Lua Sefardita
Romance
Criar sim, mentir não.
Criar não é imaginação,
é correr o grande risco
de se ter a realidade.
Entender é uma criação.
Clarice Lispector, A paixão segundo G.H.


Sinopse
Em Lua Sefardita, recrio a trajetória de Leonor Henriques, uma mulher cristã-nova presa pela Inquisição portuguesa em meados do século XVIII. Inspirada em documentos históricos reais e na descoberta de minha própria ancestralidade sefardita, entrelaço criação literária, espiritualidade e pesquisa para dar voz a uma mulher que a história registrou apenas em fragmentos.
Ao acompanhar Leonor por caminhos de amor, maternidade, perda, fé e resistência, adentro um universo de mulheres que sustentam a vida em silêncio: mães, filhas, irmãs e rezadeiras que transmitem saberes, memórias e formas de cuidado através das gerações. Entre aldeias de pedra da Beira Interior, estradas percorridas por almocreves, cozinhas, quintais e cárceres inquisitoriais, emerge uma história marcada pela perseguição, mas também pela força daquelas que encontraram maneiras de preservar a dignidade, os afetos e a própria identidade quando tudo estava ameaçado.

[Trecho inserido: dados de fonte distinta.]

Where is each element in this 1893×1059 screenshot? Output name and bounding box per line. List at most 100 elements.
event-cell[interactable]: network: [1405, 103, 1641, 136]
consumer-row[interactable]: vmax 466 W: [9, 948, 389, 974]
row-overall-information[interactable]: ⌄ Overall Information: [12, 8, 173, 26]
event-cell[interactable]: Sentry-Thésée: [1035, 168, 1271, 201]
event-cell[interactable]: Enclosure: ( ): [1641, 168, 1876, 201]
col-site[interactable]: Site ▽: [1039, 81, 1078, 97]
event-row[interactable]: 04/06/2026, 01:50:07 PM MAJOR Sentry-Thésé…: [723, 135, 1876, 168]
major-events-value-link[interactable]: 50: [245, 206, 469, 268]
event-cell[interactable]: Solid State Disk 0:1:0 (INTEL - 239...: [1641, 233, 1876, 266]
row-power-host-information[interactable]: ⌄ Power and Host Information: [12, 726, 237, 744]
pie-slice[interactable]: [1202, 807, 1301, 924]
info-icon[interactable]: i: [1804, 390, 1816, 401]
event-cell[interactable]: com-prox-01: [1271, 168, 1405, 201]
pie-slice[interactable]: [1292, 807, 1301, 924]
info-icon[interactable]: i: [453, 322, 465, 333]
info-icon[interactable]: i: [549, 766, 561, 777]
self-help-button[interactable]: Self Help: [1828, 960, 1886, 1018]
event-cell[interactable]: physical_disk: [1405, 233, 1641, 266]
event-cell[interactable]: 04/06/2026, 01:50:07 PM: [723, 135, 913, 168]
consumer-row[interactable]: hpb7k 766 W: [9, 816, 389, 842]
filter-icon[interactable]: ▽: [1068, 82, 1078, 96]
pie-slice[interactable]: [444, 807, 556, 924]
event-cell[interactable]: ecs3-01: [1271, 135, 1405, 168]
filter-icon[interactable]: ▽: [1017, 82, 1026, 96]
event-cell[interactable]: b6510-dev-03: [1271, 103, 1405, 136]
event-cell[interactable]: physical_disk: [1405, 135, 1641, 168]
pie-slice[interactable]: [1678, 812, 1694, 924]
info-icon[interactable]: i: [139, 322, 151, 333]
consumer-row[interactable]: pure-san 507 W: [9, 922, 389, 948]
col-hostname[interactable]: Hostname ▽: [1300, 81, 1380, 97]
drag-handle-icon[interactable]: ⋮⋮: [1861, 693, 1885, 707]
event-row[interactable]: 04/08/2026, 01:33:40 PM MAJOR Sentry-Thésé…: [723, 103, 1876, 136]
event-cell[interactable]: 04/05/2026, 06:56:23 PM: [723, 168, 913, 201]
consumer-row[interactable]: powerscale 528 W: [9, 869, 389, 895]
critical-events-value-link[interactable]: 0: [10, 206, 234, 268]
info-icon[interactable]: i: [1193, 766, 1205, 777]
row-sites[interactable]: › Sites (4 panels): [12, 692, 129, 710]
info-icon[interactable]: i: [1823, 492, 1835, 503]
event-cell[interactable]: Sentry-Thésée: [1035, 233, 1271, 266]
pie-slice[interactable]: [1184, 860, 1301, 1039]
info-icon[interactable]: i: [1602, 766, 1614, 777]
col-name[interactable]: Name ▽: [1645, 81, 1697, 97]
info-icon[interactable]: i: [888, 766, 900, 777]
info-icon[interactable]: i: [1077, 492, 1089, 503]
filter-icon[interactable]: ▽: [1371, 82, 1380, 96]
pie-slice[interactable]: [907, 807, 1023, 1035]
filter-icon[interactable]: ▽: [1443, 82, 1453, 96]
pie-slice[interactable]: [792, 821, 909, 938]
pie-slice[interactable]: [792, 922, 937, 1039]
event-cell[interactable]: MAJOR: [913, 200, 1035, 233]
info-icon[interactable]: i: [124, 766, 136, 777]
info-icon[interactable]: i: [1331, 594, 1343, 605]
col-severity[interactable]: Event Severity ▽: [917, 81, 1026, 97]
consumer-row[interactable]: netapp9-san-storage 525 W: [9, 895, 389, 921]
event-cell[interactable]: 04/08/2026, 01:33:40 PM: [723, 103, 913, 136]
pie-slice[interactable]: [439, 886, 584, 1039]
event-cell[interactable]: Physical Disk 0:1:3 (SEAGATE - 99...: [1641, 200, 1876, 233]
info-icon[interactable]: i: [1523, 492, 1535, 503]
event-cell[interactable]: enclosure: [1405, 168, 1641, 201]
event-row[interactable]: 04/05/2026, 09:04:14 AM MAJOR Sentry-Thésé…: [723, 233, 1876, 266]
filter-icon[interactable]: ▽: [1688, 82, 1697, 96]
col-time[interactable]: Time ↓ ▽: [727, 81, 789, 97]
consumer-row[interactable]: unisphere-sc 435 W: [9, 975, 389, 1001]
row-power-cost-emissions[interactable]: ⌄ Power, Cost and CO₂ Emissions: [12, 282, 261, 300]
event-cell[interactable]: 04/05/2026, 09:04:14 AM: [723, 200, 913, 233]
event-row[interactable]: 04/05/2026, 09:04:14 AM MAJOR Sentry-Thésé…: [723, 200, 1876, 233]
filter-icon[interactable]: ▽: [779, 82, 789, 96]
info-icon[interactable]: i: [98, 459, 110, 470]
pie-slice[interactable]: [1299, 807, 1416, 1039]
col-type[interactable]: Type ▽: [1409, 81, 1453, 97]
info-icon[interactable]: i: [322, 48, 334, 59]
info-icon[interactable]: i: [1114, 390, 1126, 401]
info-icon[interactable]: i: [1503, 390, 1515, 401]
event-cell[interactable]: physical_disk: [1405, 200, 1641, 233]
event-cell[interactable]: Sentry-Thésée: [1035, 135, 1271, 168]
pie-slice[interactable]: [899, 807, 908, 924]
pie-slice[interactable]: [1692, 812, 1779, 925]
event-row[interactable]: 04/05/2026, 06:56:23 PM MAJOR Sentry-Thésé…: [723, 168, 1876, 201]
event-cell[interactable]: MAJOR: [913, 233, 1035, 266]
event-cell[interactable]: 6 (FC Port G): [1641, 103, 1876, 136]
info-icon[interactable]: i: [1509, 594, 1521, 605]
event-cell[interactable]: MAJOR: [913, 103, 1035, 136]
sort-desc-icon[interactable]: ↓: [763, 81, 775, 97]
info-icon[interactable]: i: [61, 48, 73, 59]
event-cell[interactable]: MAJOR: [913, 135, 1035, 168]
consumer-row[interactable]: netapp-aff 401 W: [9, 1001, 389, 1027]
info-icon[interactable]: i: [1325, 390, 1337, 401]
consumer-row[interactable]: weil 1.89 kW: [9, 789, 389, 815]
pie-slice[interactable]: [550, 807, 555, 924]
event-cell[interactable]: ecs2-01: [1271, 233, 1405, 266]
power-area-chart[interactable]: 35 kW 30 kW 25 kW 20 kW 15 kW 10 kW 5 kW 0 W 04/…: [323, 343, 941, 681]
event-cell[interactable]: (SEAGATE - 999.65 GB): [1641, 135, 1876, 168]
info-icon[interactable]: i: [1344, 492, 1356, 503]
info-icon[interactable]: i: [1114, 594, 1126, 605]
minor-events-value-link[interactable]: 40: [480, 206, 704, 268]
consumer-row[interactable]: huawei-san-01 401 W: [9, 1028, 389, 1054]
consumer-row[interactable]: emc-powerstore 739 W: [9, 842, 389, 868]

Nascido do encontro entre os arquivos da Torre do Tombo e aquilo que os documentos não puderam registrar, Lua Sefardita percorre os territórios da memória, da ancestralidade e do pertencimento. Como um rio subterrâneo que atravessa os séculos sem jamais desaparecer por completo, o romance busca as vozes que insistem em sobreviver ao esquecimento e celebra a coragem de mulheres que mantiveram acesa uma chama antiga, mesmo nos tempos mais escuros.
Mais do que um romance histórico, Lua Sefardita é uma homenagem à sabedoria anciã, às raízes invisíveis que nos sustentam e aos vínculos que continuam vivos muito depois de seus nomes terem sido apagados dos registros do mundo.

Trechos do prólogo
Eu soube de tua existência por causa de um gesto de meu irmão, que buscava documentos e desenhava nossa genealogia. Encontrou mais do que papéis de reparação: descobriu o percurso subterrâneo de um rio. Água que corria oculta sob a terra – às vezes quase seca, às vezes borbulhante, mas sempre viva.
Teu nome revelou um passado sefardita – e um aprisionamento. Silenciei. Houve talvez medo de remexer em algo tenebroso. Quem sabe receio de encarar o cárcere de minha própria alma – prisão da qual só eu própria posso me libertar. E como Zênon, me pergunto: Quem seria suficientemente insano para morrer sem pelo menos ter visto a torre de sua prisão?
Trecho do Capítulo 1
As brumas se dissipam
Durme, durme hermoso hijiko
Durme, durme sin ansia y dolor
Canção sefardita
Reconheço agora tua presença.
Sinto tanto luto, tanta solidão...
e, ao mesmo tempo...
A culpa... é como se estivesse enfim desvanecendo.
Um acalanto suave me toma a mão...
e me diz que é chegado o tempo de olhar para o que vivi
com outros olhos... outro coração...
Não é uma história feliz.
Mas aqui... neste lugar onde estamos...
sinto que conseguirei contá-la com sobriedade.